É um livro cativante, de estilo leve, com temas ora singelos, ora de alta indagação, expostos de forma simples e clara, cuja leitura, uma vez iniciada, nos arrasta sedutoramente até o fim. Diria mesmo, pela experiência que tenho, após longa vivência no Ministério Publico e no Judiciário, que ele poderia ser inti­tu­lado como “O catecismo de todo juiz”, pelos preceitos que contém, pelas reflexões sobre nossas instituições, pela análise das situações com que um magistrado habitualmente se depara, pelas matérias estritamente jurídicas que palmilham a vida de um juiz e pelos conselhos e admoestações que encerra.
Está na linha de obras congêneres, como as de Piero Calamandrei, Edgar Moura Bittencourt, Sidnei Beneti e Mário Guimarães.
Permito-me assinalar alguns tópicos de seu rico conteúdo.
Após breve quadro na distribuição das carreiras da Magistratura, seu autor adentra em matéria específica, apontando que “…a perfeita compreensão da função de julgar deve passar, incontornavelmente, pela compreensão da complexidade da vida humana e social e das relações vitais que se armam e se expandem nesse ambiente, os quais não se esgotam nos silogismos legais”.
E, assim, depois de acentuar o viés positivista a que estão jungidos os magistrados, sustenta que a “vocação da moderna Ciência do Direito para a proteção da pessoa humana leva inevitavelmente à superação da velha hermenêutica do sistema de leis escritas: ultrapassa o dogma da legalidade e o substitui pelo conceito multiabrangente de juridicidade, afasta a insindicabilidade do mérito dos atos administrativos, em favor da preponderância dos interesses primários da sociedade, inscritos na cultura do povo e na Constituição, e relativiza a força dos comandos legais em prol da interpretação confore. a justiça e a equidade.”
Nessa linha, observa que a “função inclusiva da jurisdição se apresenta concretamente na possibilidade de modificação dos roteiros do ordenamento jurídico, para absorver a potestade de influir em certas decisões governamentais”.
No capítulo da interpretação das normas, preleciona o mestre que “as leis sempre precisam ser compreendidas no contexto humano a que se destinam, pois foram elaboradas para produzir felicidade e não injustiça, para promover o bem comum e não a frustração coletiva.
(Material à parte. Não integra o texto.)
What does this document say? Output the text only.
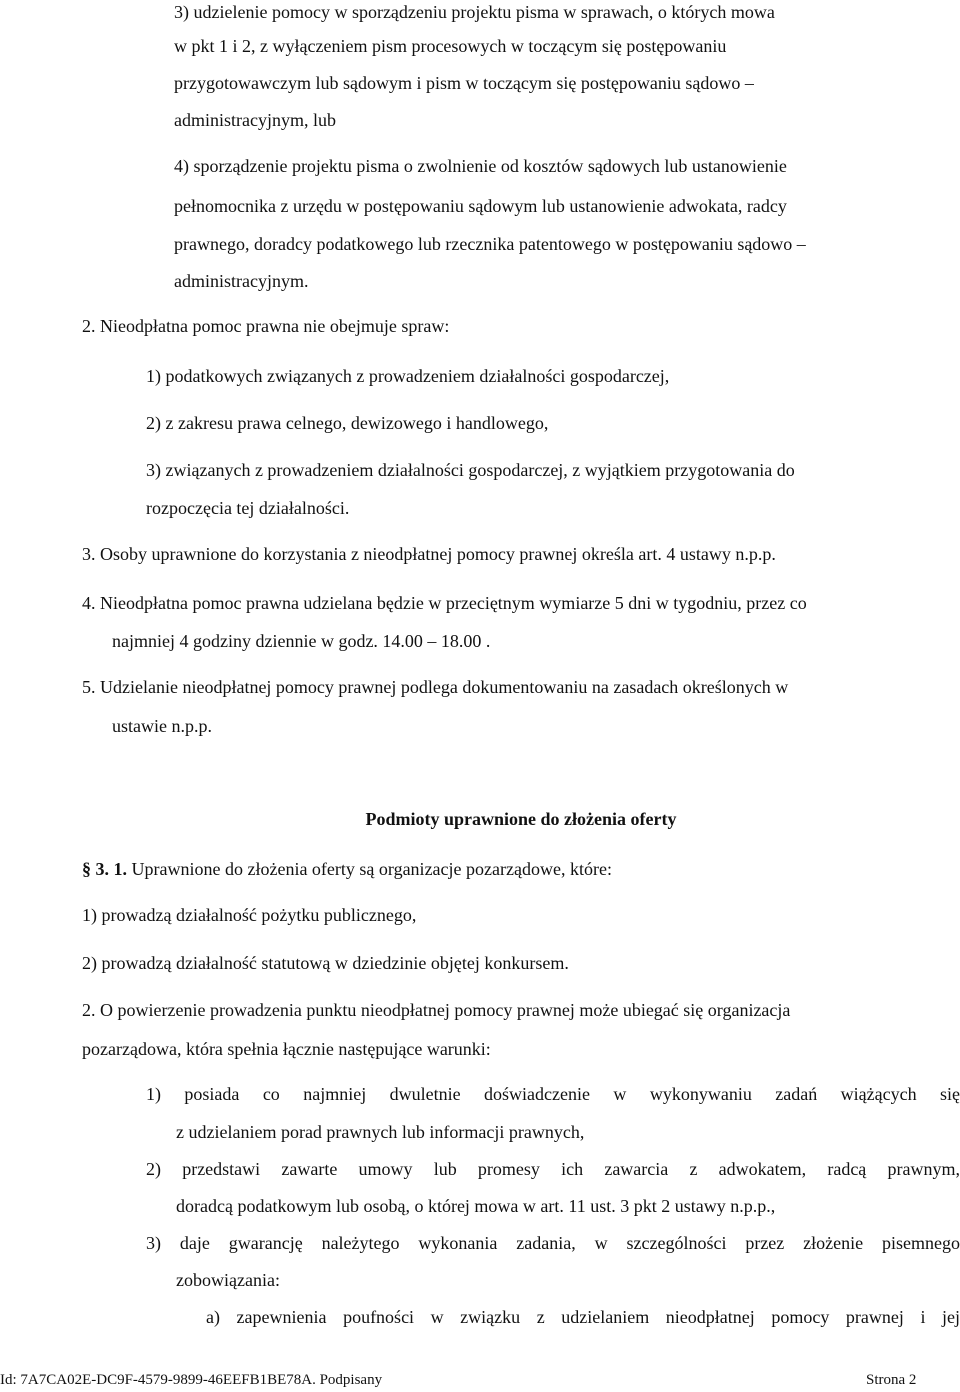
3) udzielenie pomocy w sporządzeniu projektu pisma w sprawach, o których mowa
w pkt 1 i 2, z wyłączeniem pism procesowych w toczącym się postępowaniu
przygotowawczym lub sądowym i pism w toczącym się postępowaniu sądowo –
administracyjnym, lub
4) sporządzenie projektu pisma o zwolnienie od kosztów sądowych lub ustanowienie
pełnomocnika z urzędu w postępowaniu sądowym lub ustanowienie adwokata, radcy
prawnego, doradcy podatkowego lub rzecznika patentowego w postępowaniu sądowo –
administracyjnym.
2. Nieodpłatna pomoc prawna nie obejmuje spraw:
1) podatkowych związanych z prowadzeniem działalności gospodarczej,
2) z zakresu prawa celnego, dewizowego i handlowego,
3) związanych z prowadzeniem działalności gospodarczej, z wyjątkiem przygotowania do
rozpoczęcia tej działalności.
3. Osoby uprawnione do korzystania z nieodpłatnej pomocy prawnej określa art. 4 ustawy n.p.p.
4. Nieodpłatna pomoc prawna udzielana będzie w przeciętnym wymiarze 5 dni w tygodniu, przez co
najmniej 4 godziny dziennie w godz. 14.00 – 18.00 .
5. Udzielanie nieodpłatnej pomocy prawnej podlega dokumentowaniu na zasadach określonych w
ustawie n.p.p.
Podmioty uprawnione do złożenia oferty
§ 3. 1. Uprawnione do złożenia oferty są organizacje pozarządowe, które:
1) prowadzą działalność pożytku publicznego,
2) prowadzą działalność statutową w dziedzinie objętej konkursem.
2. O powierzenie prowadzenia punktu nieodpłatnej pomocy prawnej może ubiegać się organizacja
pozarządowa, która spełnia łącznie następujące warunki:
1) posiada co najmniej dwuletnie doświadczenie w wykonywaniu zadań wiążących się
z udzielaniem porad prawnych lub informacji prawnych,
2) przedstawi zawarte umowy lub promesy ich zawarcia z adwokatem, radcą prawnym,
doradcą podatkowym lub osobą, o której mowa w art. 11 ust. 3 pkt 2 ustawy n.p.p.,
3) daje gwarancję należytego wykonania zadania, w szczególności przez złożenie pisemnego
zobowiązania:
a) zapewnienia poufności w związku z udzielaniem nieodpłatnej pomocy prawnej i jej
Id: 7A7CA02E-DC9F-4579-9899-46EEFB1BE78A. Podpisany	Strona 2
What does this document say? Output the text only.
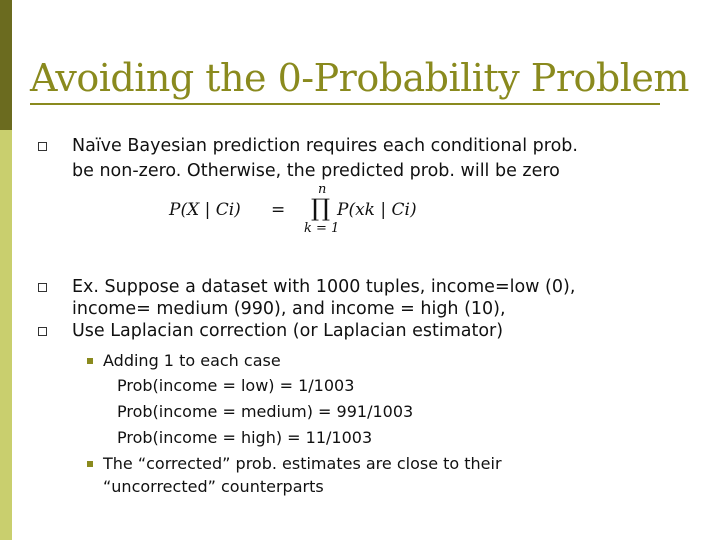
Avoiding the 0-Probability Problem
Naïve Bayesian prediction requires each conditional prob.
be non-zero. Otherwise, the predicted prob. will be zero
P(X | Ci) =
n
∏ P(xk | Ci)
k = 1
Ex. Suppose a dataset with 1000 tuples, income=low (0),
income= medium (990), and income = high (10),
Use Laplacian correction (or Laplacian estimator)
Adding 1 to each case
Prob(income = low) = 1/1003
Prob(income = medium) = 991/1003
Prob(income = high) = 11/1003
The “corrected” prob. estimates are close to their
“uncorrected” counterparts
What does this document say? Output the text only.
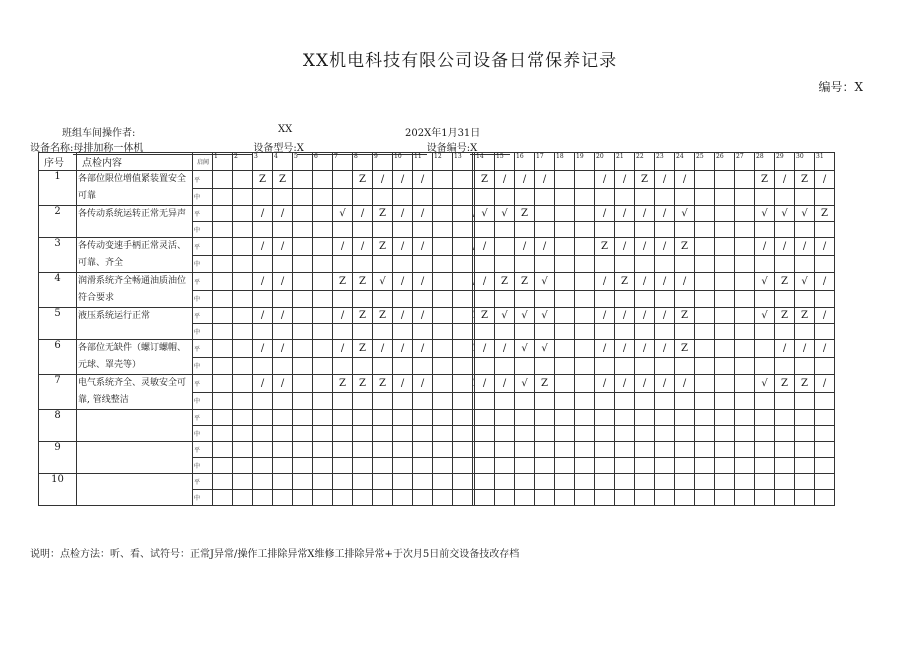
XX机电科技有限公司设备日常保养记录
编号：X
班组车间操作者:	XX	202X年1月31日
设备名称:母排加称一体机	设备型号:X	设备编号:X
序号	点检内容	启间	1	2	3	4	5	6	7	8	9	10	11	12	13		14	15	16	17	18	19	20	21	22	23	24	25	26	27	28	29	30	31
1	各部位限位增值紧装置安全可靠	平			Z	Z				Z	/	/	/				Z	/	/	/			/	/	Z	/	/				Z	/	Z	/
		中																																
2	各传动系统运转正常无异声	平			/	/			√	/	Z	/	/				√	√	Z				/	/	/	/	√				√	√	√	Z
		中																																
3	各传动变速手柄正常灵活、可靠、齐全	平			/	/			/	/	Z	/	/				/		/	/			Z	/	/	/	Z				/	/	/	/
		中																																
4	润滑系统齐全畅通油质油位符合要求	平			/	/			Z	Z	√	/	/				/	Z	Z	√			/	Z	/	/	/				√	Z	√	/
		中																																
5	液压系统运行正常	平			/	/			/	Z	Z	/	/				Z	√	√	√			/	/	/	/	Z				√	Z	Z	/
		中																																
6	各部位无缺件（螺订螺帽、元球、罩壳等）	平			/	/			/	Z	/	/	/				/	/	√	√			/	/	/	/	Z					/	/	/
		中																																
7	电气系统齐全、灵敏安全可靠, 管线整洁	平			/	/			Z	Z	Z	/	/				/	/	√	Z			/	/	/	/	/				√	Z	Z	/
		中																																
8		平																																
		中																																
9		平																																
		中																																
10		平																																
		中																																
说明：点检方法：听、看、试符号：正常J异常/操作工排除异常X维修工排除异常+于次月5日前交设备技改存档
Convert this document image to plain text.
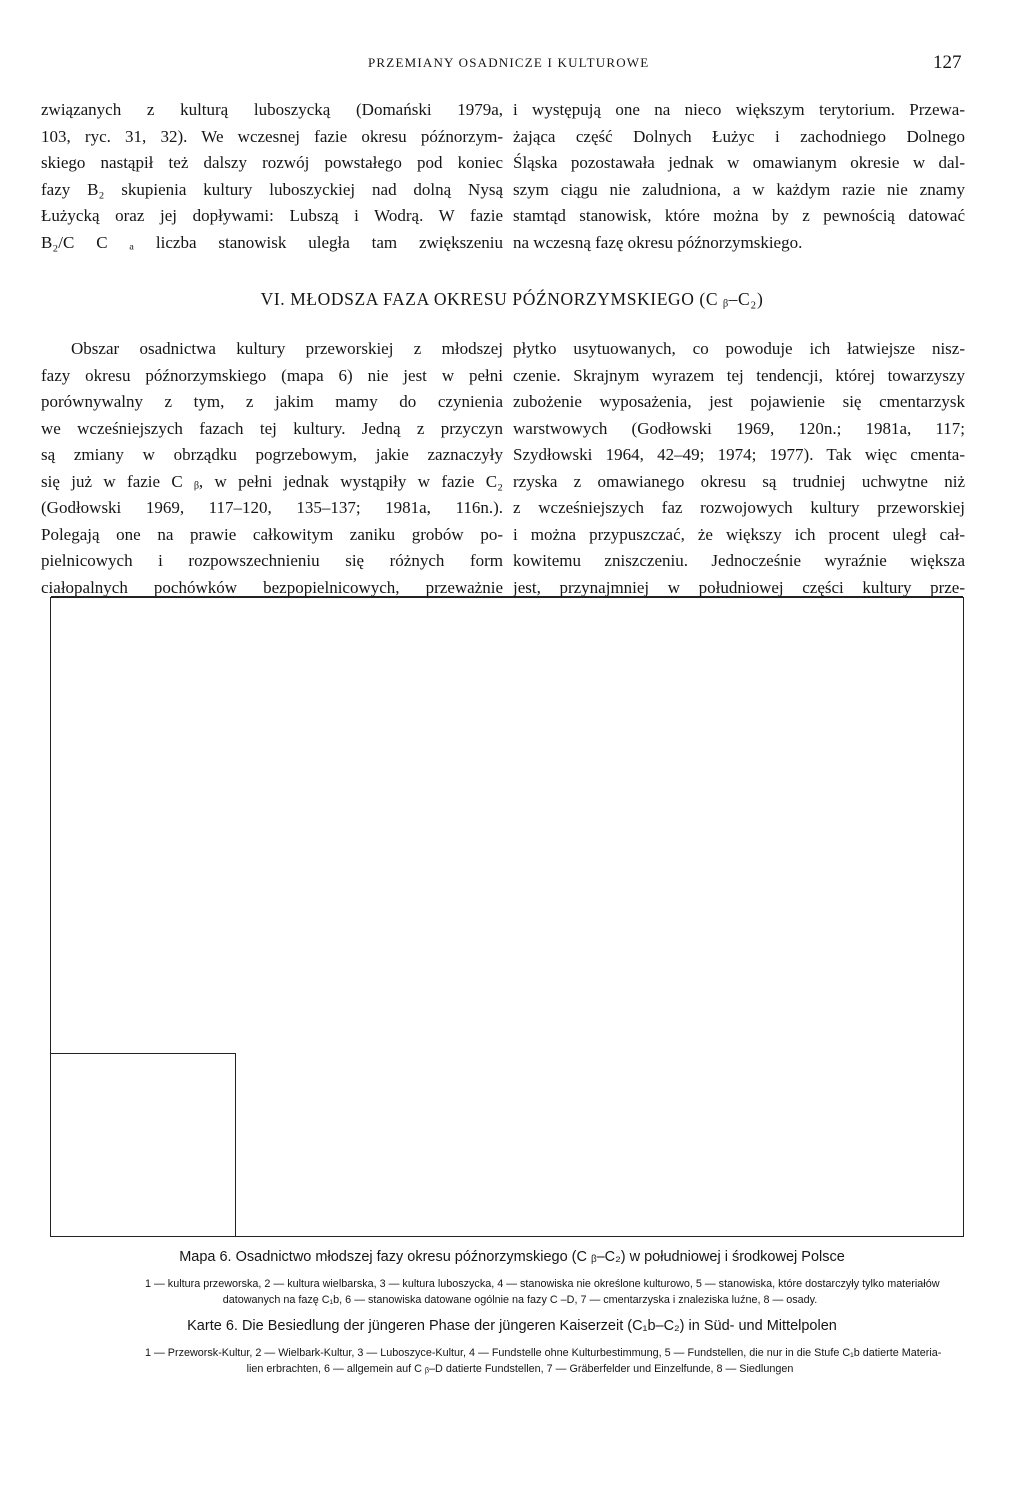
PRZEMIANY OSADNICZE I KULTUROWE	127
związanych z kulturą luboszycką (Domański 1979a,
103, ryc. 31, 32). We wczesnej fazie okresu późnorzym-
skiego nastąpił też dalszy rozwój powstałego pod koniec
fazy B₂ skupienia kultury luboszyckiej nad dolną Nysą
Łużycką oraz jej dopływami: Lubszą i Wodrą. W fazie
B₂/C C ₐ liczba stanowisk uległa tam zwiększeniu
i występują one na nieco większym terytorium. Przewa-
żająca część Dolnych Łużyc i zachodniego Dolnego
Śląska pozostawała jednak w omawianym okresie w dal-
szym ciągu nie zaludniona, a w każdym razie nie znamy
stamtąd stanowisk, które można by z pewnością datować
na wczesną fazę okresu późnorzymskiego.
VI. MŁODSZA FAZA OKRESU PÓŹNORZYMSKIEGO (C ᵦ–C₂)
Obszar osadnictwa kultury przeworskiej z młodszej
fazy okresu późnorzymskiego (mapa 6) nie jest w pełni
porównywalny z tym, z jakim mamy do czynienia
we wcześniejszych fazach tej kultury. Jedną z przyczyn
są zmiany w obrządku pogrzebowym, jakie zaznaczyły
się już w fazie C ᵦ, w pełni jednak wystąpiły w fazie C₂
(Godłowski 1969, 117–120, 135–137; 1981a, 116n.).
Polegają one na prawie całkowitym zaniku grobów po-
pielnicowych i rozpowszechnieniu się różnych form
ciałopalnych pochówków bezpopielnicowych, przeważnie
płytko usytuowanych, co powoduje ich łatwiejsze nisz-
czenie. Skrajnym wyrazem tej tendencji, której towarzyszy
zubożenie wyposażenia, jest pojawienie się cmentarzysk
warstwowych (Godłowski 1969, 120n.; 1981a, 117;
Szydłowski 1964, 42–49; 1974; 1977). Tak więc cmenta-
rzyska z omawianego okresu są trudniej uchwytne niż
z wcześniejszych faz rozwojowych kultury przeworskiej
i można przypuszczać, że większy ich procent uległ cał-
kowitemu zniszczeniu. Jednocześnie wyraźnie większa
jest, przynajmniej w południowej części kultury prze-
Mapa 6. Osadnictwo młodszej fazy okresu późnorzymskiego (C ᵦ–C₂) w południowej i środkowej Polsce
1 — kultura przeworska, 2 — kultura wielbarska, 3 — kultura luboszycka, 4 — stanowiska nie określone kulturowo, 5 — stanowiska, które dostarczyły tylko materiałów
datowanych na fazę C₁b, 6 — stanowiska datowane ogólnie na fazy C –D, 7 — cmentarzyska i znaleziska luźne, 8 — osady.
Karte 6. Die Besiedlung der jüngeren Phase der jüngeren Kaiserzeit (C₁b–C₂) in Süd- und Mittelpolen
1 — Przeworsk-Kultur, 2 — Wielbark-Kultur, 3 — Luboszyce-Kultur, 4 — Fundstelle ohne Kulturbestimmung, 5 — Fundstellen, die nur in die Stufe C₁b datierte Materia-
lien erbrachten, 6 — allgemein auf C ᵦ–D datierte Fundstellen, 7 — Gräberfelder und Einzelfunde, 8 — Siedlungen
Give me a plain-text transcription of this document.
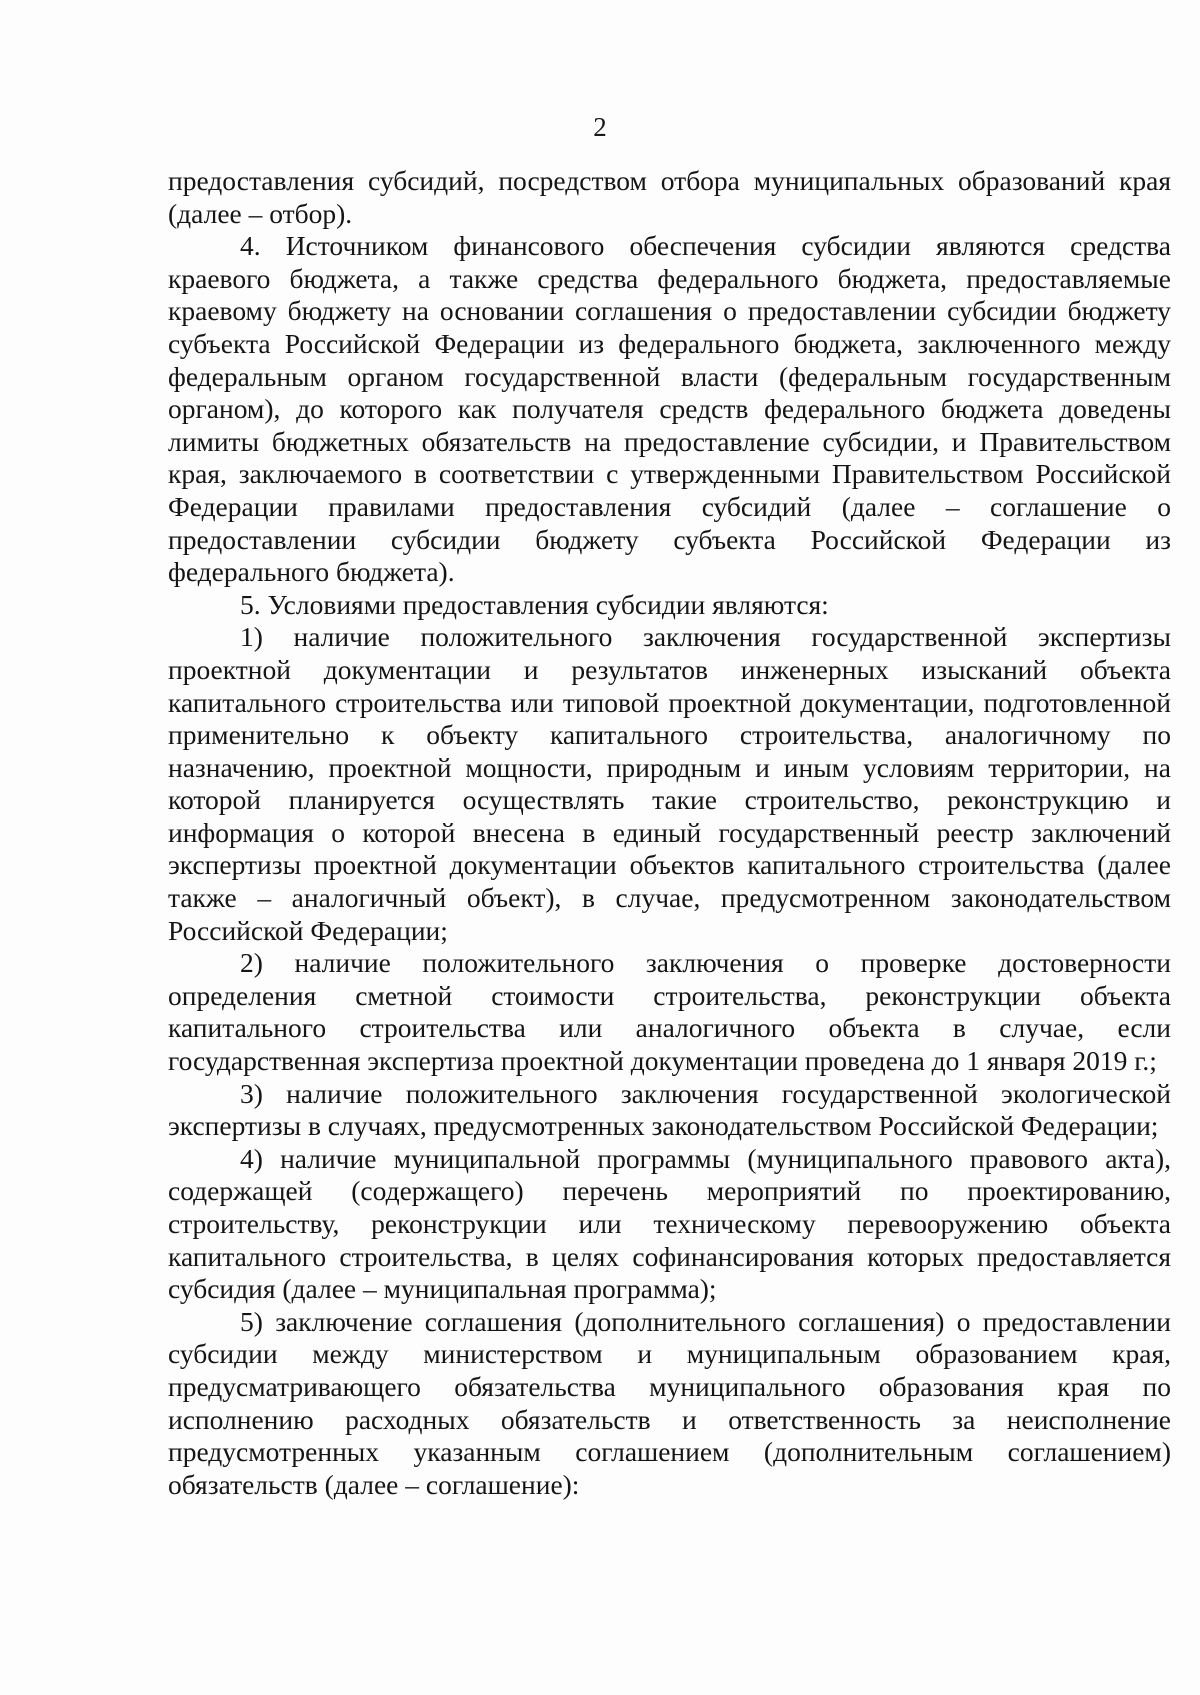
2

предоставления субсидий, посредством отбора муниципальных образований края (далее – отбор).

4. Источником финансового обеспечения субсидии являются средства краевого бюджета, а также средства федерального бюджета, предоставляемые краевому бюджету на основании соглашения о предоставлении субсидии бюджету субъекта Российской Федерации из федерального бюджета, заключенного между федеральным органом государственной власти (федеральным государственным органом), до которого как получателя средств федерального бюджета доведены лимиты бюджетных обязательств на предоставление субсидии, и Правительством края, заключаемого в соответствии с утвержденными Правительством Российской Федерации правилами предоставления субсидий (далее – соглашение о предоставлении субсидии бюджету субъекта Российской Федерации из федерального бюджета).

5. Условиями предоставления субсидии являются:

1) наличие положительного заключения государственной экспертизы проектной документации и результатов инженерных изысканий объекта капитального строительства или типовой проектной документации, подготовленной применительно к объекту капитального строительства, аналогичному по назначению, проектной мощности, природным и иным условиям территории, на которой планируется осуществлять такие строительство, реконструкцию и информация о которой внесена в единый государственный реестр заключений экспертизы проектной документации объектов капитального строительства (далее также – аналогичный объект), в случае, предусмотренном законодательством Российской Федерации;

2) наличие положительного заключения о проверке достоверности определения сметной стоимости строительства, реконструкции объекта капитального строительства или аналогичного объекта в случае, если государственная экспертиза проектной документации проведена до 1 января 2019 г.;

3) наличие положительного заключения государственной экологической экспертизы в случаях, предусмотренных законодательством Российской Федерации;

4) наличие муниципальной программы (муниципального правового акта), содержащей (содержащего) перечень мероприятий по проектированию, строительству, реконструкции или техническому перевооружению объекта капитального строительства, в целях софинансирования которых предоставляется субсидия (далее – муниципальная программа);

5) заключение соглашения (дополнительного соглашения) о предоставлении субсидии между министерством и муниципальным образованием края, предусматривающего обязательства муниципального образования края по исполнению расходных обязательств и ответственность за неисполнение предусмотренных указанным соглашением (дополнительным соглашением) обязательств (далее – соглашение):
Essa compreensão, porém, exige que os julgadores tenham a perfeita consciência de seu papel transformador e de sua capacidade de realizar o ideal de justiça, mesmo dentro do quadro normativo posto ou positivado, sem violar a segurança que o Direito promete, mas insinuando para dentro dele as categorias transcendentais dos valores, sobretudo o da equidade, que os romanos consideravam a síntese da justiça”.
Ao enfocar os anseios da sociedade, escreve que ela guarda dos juízes “grandes e esperançosas expectativas”, representando “a confiança nas instituições judiciárias e no meio pacífico e civilizado de solucionar dissídios”. E se questiona: “O juiz está realmente apto a apreender essas aspirações sociais e tem a sensibilidade necessária para interpretá-las com fidedignidade? Conquanto não faça praça dos postulados positivistas, tenho de reconhecer que neles se alojam valores — palavrinha que os juspositivistas não ouvem com agrado — capazes de proteger a integridade das pessoas e de seus patrimônios e que essas salvaguardas, por serem construções normatizadas, devem se impor à observância dos julgadores, ainda que não mereçam sua adesão ideológica. Posso até entender — mas não aceitar ou justificar — que o julgador queira ser o superior censor da norma e esteja tão imbuído de seu mister justiceiro que se aventure pessoalmente em atitudes que a lei não autoriza. Se, entretanto, não aceitamos as limitações de nossas ações pelo formato do sistema jurídico, teremos de, a cada dia, inventar de novo a roda e descartar as elaborações judiciosas de nossos antepassados”.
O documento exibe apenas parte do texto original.